“Devrik” Başbakan Sucuoğlu’nun sözleri ile üzgün başladım güne…
Üzüldüm, kime üzüldüğümü anlamadan.
***
Rehinenin, kendisini rehin alan kişiye aşkı, sempatisi, bağlanması gibi…
Stockholm Sendromu tam da bu!
AKP, Erdoğan güzellemesi yapıyor Sucuoğlu...
“Ezici” bir oy farkıyla “ezilen” ve siyasi darbeyle “Başbakanlık”tan atılan kişi, bu senaryoyu yönetenlere adeta yakarıyor.
Parti başkanı olarak kendini Meclis’in arka koltuklarına itenleri övüyor.
“20 yıldır Anavatan Türkiye’de çok başarılı iktidar sorumluluğu” sözleri nasıl bir acizlik göstergesidir, midesi bulanıyor insanın… “Ulusal” siyaset kendini tüketiyor. Yalvarmanın, yakarmanın, eğilmenin, bükülmenin, itaatin sonu gelmeyecek gibi duruyor.
***
KIBRIS’ın manşetinden öğrendiğimiz utanç ifadeleri bununla da sınırlı değil… “Cumhurbaşkanı” makamına yine deniz aşırı siyasi darbeyle ve zorla getirtilen kişi, hem de Cumhurbaşkanlığı binasında “UBP içinde hizip” zirvesi yapıyor.
Bir insan “işsiz” kalırsa eğer olacağı bu!
Ya selfie çekecek sabahları ya da panayır, düğün, sünnet gezecek.
“Kıbrıslı Türk lider” olarak uluslararası tanınmışlığı işlevsizse eğer gidilecek köyün minareleri “Külliye”yi dahi gölgede bırakacak denli görkemli oluyor.
***
Suç işliyor aslında!
Kendi yeminini çiğniyor.
Partisinin tabanını hiçleştiriyor.
“Bağımsız ve tarafsız” olmadığını herkes bilse de temsil ettiği makama yakışmadığını gösteriyor.
İnsanların gözünde küçülüyor.
Kendinin de rol aldığı bir demokrasi utancını normalleştirmek için çabalıyor, koşulsuz şartsız itaatle bir ayıba yenilerini ekleyerek.
“Bizi temsil etmiyorsun” diyenlere öfkelense de “Kıbrıslı Türk liderliği”ni sıradanlaştırarak böylesi bir temsiliyeti hak etmediğini bağırıyor.
***
Elias Canetti'nin bir cümlesini konuşuyorduk, dostlarla…

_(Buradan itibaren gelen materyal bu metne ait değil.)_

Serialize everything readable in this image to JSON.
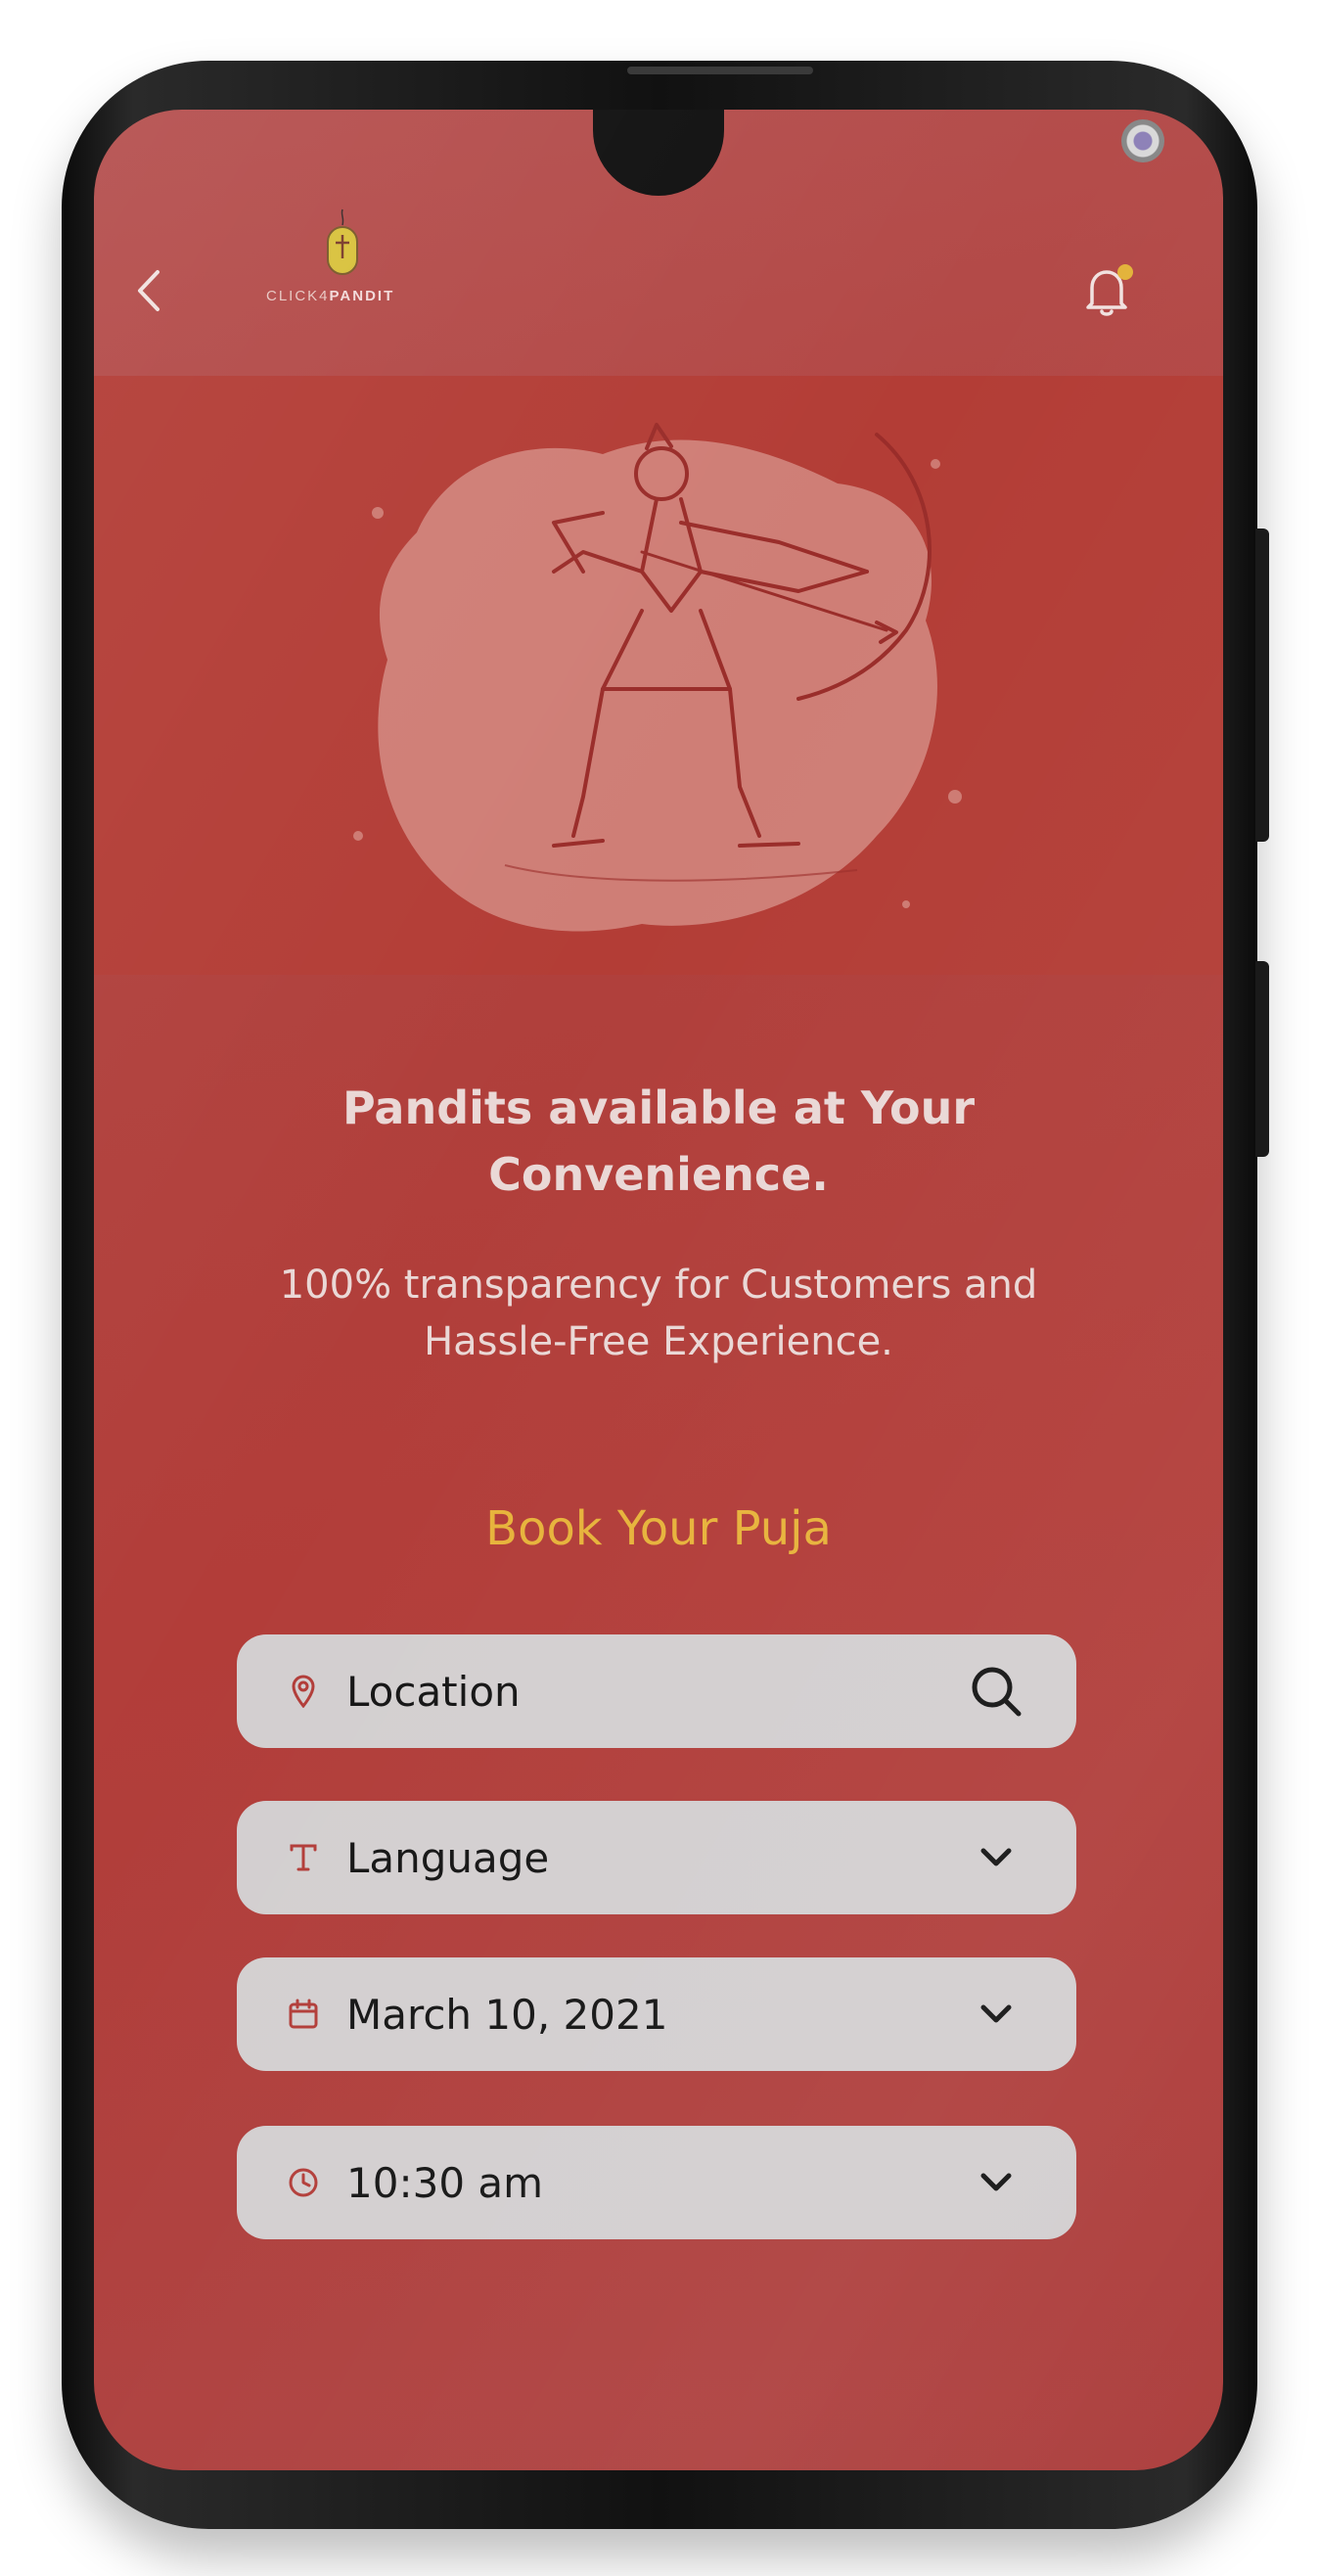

"Gerçek cellat, idam sehpasının etrafında toplanmış kitledir.”
Bunu yaşayarak öğreniyoruz.
Bir toplumun kültürü, değerleri, iradesi ortadan kaldırılmak istenirken, “idam” sehpası etrafından toplanan kitlenen ruh hali ne acıdır ki cellattan beter görünüyor.
***
Siyasi olarak hakaretlerin en ağırına uğrayan kişi “af” dileniyor itildiği, ezildiği, parçalandığı için ve rehinecisinin gözlerine aşkla bakıyor, tutsaklığını unutarak…
Bir sehpaya bakınız, bir de kitleye!